Впоследствии, когда мы, сотрудники районной газеты, попытались реконструировать это безусловно уникальное даже для августа 1991 года событие, дабы сохранить его для назидания потомкам, у нас ничего не получилось. Слишком уж неожиданно для нас это произошло, и страх был самым настоящим, поэтому вместо целостной картины запомнилось только то, что этот человек действительно был. В конце концов, мы не от сквозняка разлетелись в разные стороны, когда он, громко топая сапогами, ворвался в редакторский кабинет и угрожающе ткнул пальцем в галстук тишайшего Ивана Кузьмича:
– Коммунист?
– Да… Я… Как вам сказать, – заметался в кресле редактор.
– Я твой райком на железные скобы законопатил! – заржал пришелец и припечатал к столу лист бумаги. – Вот, резолюция митинга!
– Какого митинга? – слабо вякнул Иван Кузьмич. – Я – номенклатура обкома партии.
– Нет никакого обкома! – победно протрубил пришелец. – Протри очки: теперь я редактор, назначенный народом! И чтобы без моего ведома ни одна букавка в газету не проскочила!
Он обошел стол, стряхнул Ивана Кузьмича с кресла, уселся в него и заявил:
– Сидеть будешь в прихожке. А эту лярву крашенную, что там сидит, я увольняю без выходного пособия. Через полчаса собери весь личный состав здесь. Понял?
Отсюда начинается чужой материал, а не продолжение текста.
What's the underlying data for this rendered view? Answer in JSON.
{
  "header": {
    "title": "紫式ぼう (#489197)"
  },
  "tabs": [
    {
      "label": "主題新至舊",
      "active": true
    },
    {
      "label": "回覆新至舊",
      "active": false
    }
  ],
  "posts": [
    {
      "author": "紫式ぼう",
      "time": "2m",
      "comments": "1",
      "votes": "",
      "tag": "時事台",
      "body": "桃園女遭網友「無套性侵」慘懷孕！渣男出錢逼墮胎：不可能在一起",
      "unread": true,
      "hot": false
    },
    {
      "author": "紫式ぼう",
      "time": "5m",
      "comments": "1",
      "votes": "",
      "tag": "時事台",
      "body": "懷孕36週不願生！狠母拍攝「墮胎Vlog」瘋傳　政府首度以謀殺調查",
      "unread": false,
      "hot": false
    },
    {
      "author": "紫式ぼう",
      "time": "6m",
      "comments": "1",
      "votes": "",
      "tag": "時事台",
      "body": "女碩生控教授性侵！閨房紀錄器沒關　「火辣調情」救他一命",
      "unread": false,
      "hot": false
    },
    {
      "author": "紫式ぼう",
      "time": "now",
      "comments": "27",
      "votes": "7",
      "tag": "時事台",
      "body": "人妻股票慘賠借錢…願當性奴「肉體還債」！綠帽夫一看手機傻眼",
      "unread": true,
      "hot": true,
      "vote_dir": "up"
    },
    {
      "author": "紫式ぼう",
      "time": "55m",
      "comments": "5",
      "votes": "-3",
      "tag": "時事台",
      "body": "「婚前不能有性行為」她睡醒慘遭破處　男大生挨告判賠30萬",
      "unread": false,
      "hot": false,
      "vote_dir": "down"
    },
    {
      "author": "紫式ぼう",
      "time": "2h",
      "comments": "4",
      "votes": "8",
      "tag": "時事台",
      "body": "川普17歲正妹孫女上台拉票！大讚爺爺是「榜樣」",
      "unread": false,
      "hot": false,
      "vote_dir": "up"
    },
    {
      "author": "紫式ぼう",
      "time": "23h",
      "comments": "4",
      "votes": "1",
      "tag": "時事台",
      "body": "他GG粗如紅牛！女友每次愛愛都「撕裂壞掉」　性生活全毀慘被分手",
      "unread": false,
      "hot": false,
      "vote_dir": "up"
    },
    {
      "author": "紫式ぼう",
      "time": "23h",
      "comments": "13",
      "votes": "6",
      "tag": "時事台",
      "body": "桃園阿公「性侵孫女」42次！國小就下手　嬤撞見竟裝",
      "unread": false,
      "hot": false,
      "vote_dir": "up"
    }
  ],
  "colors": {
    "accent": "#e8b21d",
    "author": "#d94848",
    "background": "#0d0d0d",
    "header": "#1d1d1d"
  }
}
Иван Кузьмич судорожно сглотнул сухоту в горле, кивнул и, прихватив телефонный справочник, выпятился в приемную. Ничего не объясняя секретарше, он выставил ее за порог, а сам кинулся к телефону.
Ах, этот август девяносто первого года! И народ, и государство, и партийные люди – все словно обезумели от гласности, демократии и, главное, от вседозволенности. Телефон первого секретаря райкома молчал, в секторе печати обкома партии тоже было глухо, как в танке. Иван Кузьмич приуныл. Судя по тому, что по радио толкал речугу Ельцин, советская власть приказала долго жить… А ему еще два года до пенсии. Что если все пойдет прахом – и пенсия, и льготы за сорок лет беспорочной службы во славу ленинского политбюро и бюро райкома партии?..
Дверь кабинета распахнулась.
– Ну, ты чо? – воззрился на редактора комиссар от митинга. – Я ждать не люблю.
– Сейчас! Сейчас! – загоношился и заголосил редактор. – Федор Петрович!.. Кускова!.. Алексей Леонтьевич!.. В кабинет!
Но никто не отзывался.
Иван Кузьмич запаниковал, кинулся по коридору. Все кабинеты были пусты. Только ветерок шевелил на столах незаконченные репортажи с полей, зарисовки о лучших людях, отчеты с мероприятий.
Недоумевая, куда все подевались, редактор вышел на крыльцо. Пыльная, заросшая лопухами и крапивой улица была пуста. Иван Кузьмич почувствовал неприятную тяжесть под ложечкой, сел на крыльцо и достал таблетку.
– Вот и все, – обреченно подумал он, – откукарекались! А ведь такая силища была. Куда все подевалось? Все разбежались, как тараканы по щелям.
Жарко припекало августовское солнце. Иван Кузьмич прислонился к перилам и закрыл глаза.
Чья-то крепкая рука взяла его за плечо.
– Кузьмич!.. Ты что сомлел?
Перед редактором стоял Сырцов, местный хулиган, с которым Ивану Кузьмичу приходилось в свое время, когда он был первым секретарем райкома комсомола, изрядно повозиться, чтобы отучить от драчливости.
– Так вот видишь. В Москве черт те что… И здесь вот комиссар явился. Из кабинета выгнал. Все разбежались.
Сырцов захохотал
– Комиссар! В Москве-то ясно. Там большие воры столкнулись. А здесь, у нас… Видел я этот митинг. Полтора десятка с увечными мозгами. Это какой такой комиссар?
– Ну, такой в фуражке, красноглазый…
– Этот? – Сырцов снова захохотал. – Да я его еще по зоне знаю, козла! Пойдем!
– Нет! Нет! – протестующе взмахнул руками редактор.
– Сейчас демократия. И вообще…
– Ну ладно! Раз демократия, так демократия!
Сырцов нырнул в дверь редакции, через минуту раздался треск, вопль, грохот. Дверь распахнулась, и с крыльца слетел комиссар от митинга. Сырцов приподнял его за шкирку, дал здоровенного пенделя, и комиссар, отлетев шагов на десять, растянулся на дороге во весь рост.
– Давай, руки в ноги и жми, чтобы я тебя здесь больше не видел. А ты, Иван Кузьмич, только свисни, я в момент ему демократию пропишу!